Let's start by trying to understand brain fog. Brain fog is not a medical or scientific term; it is used by individuals to describe how they feel when their thinking is sluggish, fuzzy, and not sharp.
Thoughts and emotions may feel numb, and everyday activities may seem to require more effort.
Some people describe it as a foggy haze that makes it harder to access their thoughts or plan ahead.
Symptoms of brain fog
- feeling "spacy" or confused
- feeling fatigued
- thinking more slowly than usual, and needing more time to complete simple tasks
- being easily distracted
- having trouble organizing thoughts or activities
- forgetfulness, such as forgetting daily tasks or losing a train of thought
- word-finding difficulties
What is COVID-19 associated brain fog?
You can think of the brain fog as a networking problem, with communication between the various parts of the brain becoming compromised by either direct injury from the virus itself or from immune system overactivation that leaves a simmering but gradually fading inflammation behind in the brain. A COVID-19 infection and its inflammatory aftermath jolt the intricately coordinated neural networks in the brain and disrupt the flow of information. Imagine a fleet of delivery trucks suddenly losing their central dispatch - the packages will probably still be delivered but perhaps not in the most efficient way. In real life situations, it might take you more repetitions to remember a person's name or a new phone number than it did before, or you forget about assignments and appointments more now than before the infection. The information probably gets there eventually, but not as reliably as before the virus disrupted the network.

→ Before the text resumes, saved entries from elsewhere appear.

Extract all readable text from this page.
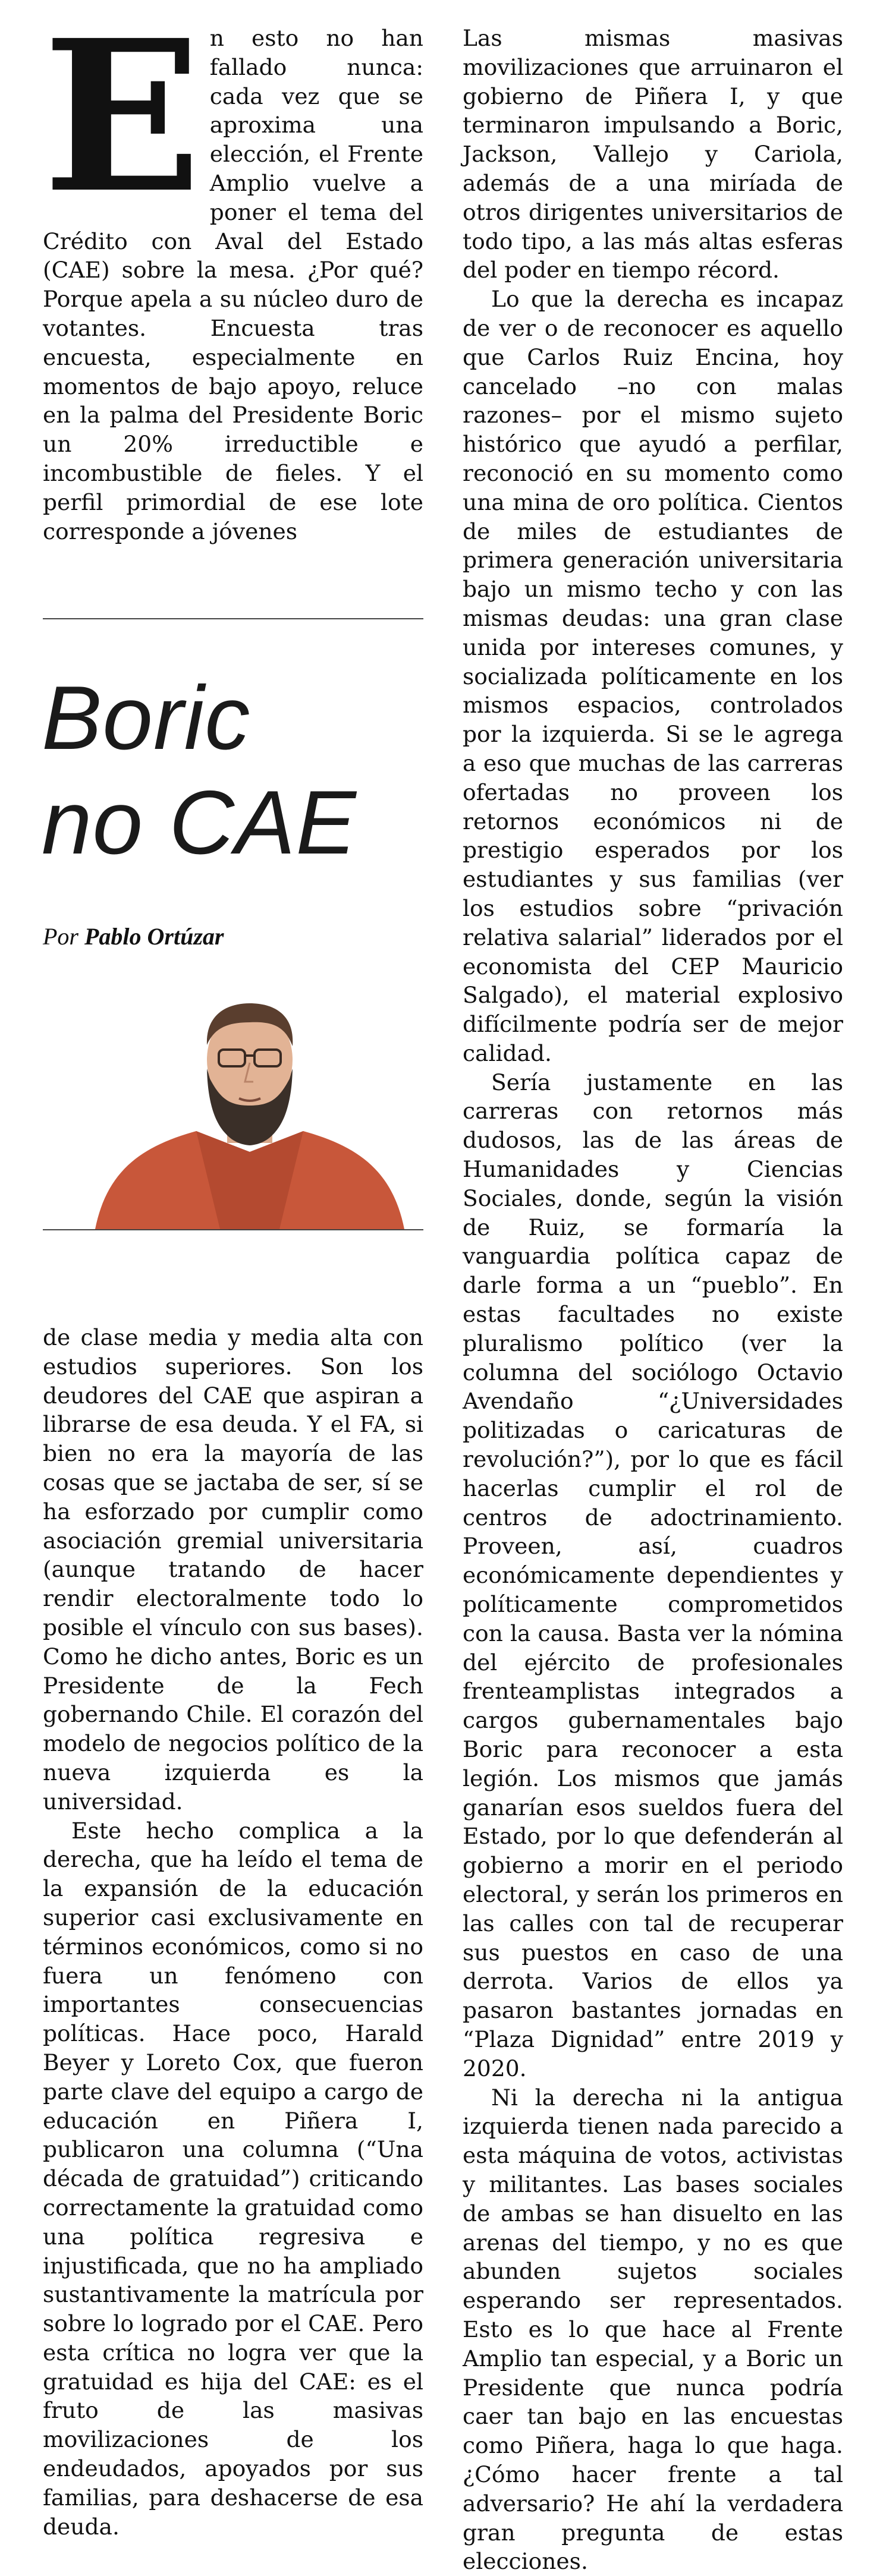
En esto no han fallado nunca: cada vez que se aproxima una elección, el Frente Amplio vuelve a poner el tema del Crédito con Aval del Estado (CAE) sobre la mesa. ¿Por qué? Porque apela a su núcleo duro de votantes. Encuesta tras encuesta, especialmente en momentos de bajo apoyo, reluce en la palma del Presidente Boric un 20% irreductible e incombustible de fieles. Y el perfil primordial de ese lote corresponde a jóvenes

Boric
no CAE
Por Pablo Ortúzar

de clase media y media alta con estudios superiores. Son los deudores del CAE que aspiran a librarse de esa deuda. Y el FA, si bien no era la mayoría de las cosas que se jactaba de ser, sí se ha esforzado por cumplir como asociación gremial universitaria (aunque tratando de hacer rendir electoralmente todo lo posible el vínculo con sus bases). Como he dicho antes, Boric es un Presidente de la Fech gobernando Chile. El corazón del modelo de negocios político de la nueva izquierda es la universidad.

Este hecho complica a la derecha, que ha leído el tema de la expansión de la educación superior casi exclusivamente en términos económicos, como si no fuera un fenómeno con importantes consecuencias políticas. Hace poco, Harald Beyer y Loreto Cox, que fueron parte clave del equipo a cargo de educación en Piñera I, publicaron una columna (“Una década de gratuidad”) criticando correctamente la gratuidad como una política regresiva e injustificada, que no ha ampliado sustantivamente la matrícula por sobre lo logrado por el CAE. Pero esta crítica no logra ver que la gratuidad es hija del CAE: es el fruto de las masivas movilizaciones de los endeudados, apoyados por sus familias, para deshacerse de esa deuda.

Las mismas masivas movilizaciones que arruinaron el gobierno de Piñera I, y que terminaron impulsando a Boric, Jackson, Vallejo y Cariola, además de a una miríada de otros dirigentes universitarios de todo tipo, a las más altas esferas del poder en tiempo récord.

Lo que la derecha es incapaz de ver o de reconocer es aquello que Carlos Ruiz Encina, hoy cancelado –no con malas razones– por el mismo sujeto histórico que ayudó a perfilar, reconoció en su momento como una mina de oro política. Cientos de miles de estudiantes de primera generación universitaria bajo un mismo techo y con las mismas deudas: una gran clase unida por intereses comunes, y socializada políticamente en los mismos espacios, controlados por la izquierda. Si se le agrega a eso que muchas de las carreras ofertadas no proveen los retornos económicos ni de prestigio esperados por los estudiantes y sus familias (ver los estudios sobre “privación relativa salarial” liderados por el economista del CEP Mauricio Salgado), el material explosivo difícilmente podría ser de mejor calidad.

Sería justamente en las carreras con retornos más dudosos, las de las áreas de Humanidades y Ciencias Sociales, donde, según la visión de Ruiz, se formaría la vanguardia política capaz de darle forma a un “pueblo”. En estas facultades no existe pluralismo político (ver la columna del sociólogo Octavio Avendaño “¿Universidades politizadas o caricaturas de revolución?”), por lo que es fácil hacerlas cumplir el rol de centros de adoctrinamiento. Proveen, así, cuadros económicamente dependientes y políticamente comprometidos con la causa. Basta ver la nómina del ejército de profesionales frenteamplistas integrados a cargos gubernamentales bajo Boric para reconocer a esta legión. Los mismos que jamás ganarían esos sueldos fuera del Estado, por lo que defenderán al gobierno a morir en el periodo electoral, y serán los primeros en las calles con tal de recuperar sus puestos en caso de una derrota. Varios de ellos ya pasaron bastantes jornadas en “Plaza Dignidad” entre 2019 y 2020.

Ni la derecha ni la antigua izquierda tienen nada parecido a esta máquina de votos, activistas y militantes. Las bases sociales de ambas se han disuelto en las arenas del tiempo, y no es que abunden sujetos sociales esperando ser representados. Esto es lo que hace al Frente Amplio tan especial, y a Boric un Presidente que nunca podría caer tan bajo en las encuestas como Piñera, haga lo que haga. ¿Cómo hacer frente a tal adversario? He ahí la verdadera gran pregunta de estas elecciones.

What are the treatment for brain fog?
- Perform aerobic exercise perhaps just two to three minutes a few times a day.
- A healthy diet including olive oil, fruits and vegetables, nuts and beans, and whole grains has been proven to improve thinking, memory and brain health.
- Avoid alcohol and drugs.
- Getting enough sleep, drinking plenty of water, and remaining nourished may also help reduce the risk of brain fog
- Sleep well.
- Participate in social activities
- Pursue other beneficial activities, including engaging in novel, cognitively stimulating activities; listening to music; practicing mindfulness; and keeping a positive mental attitude.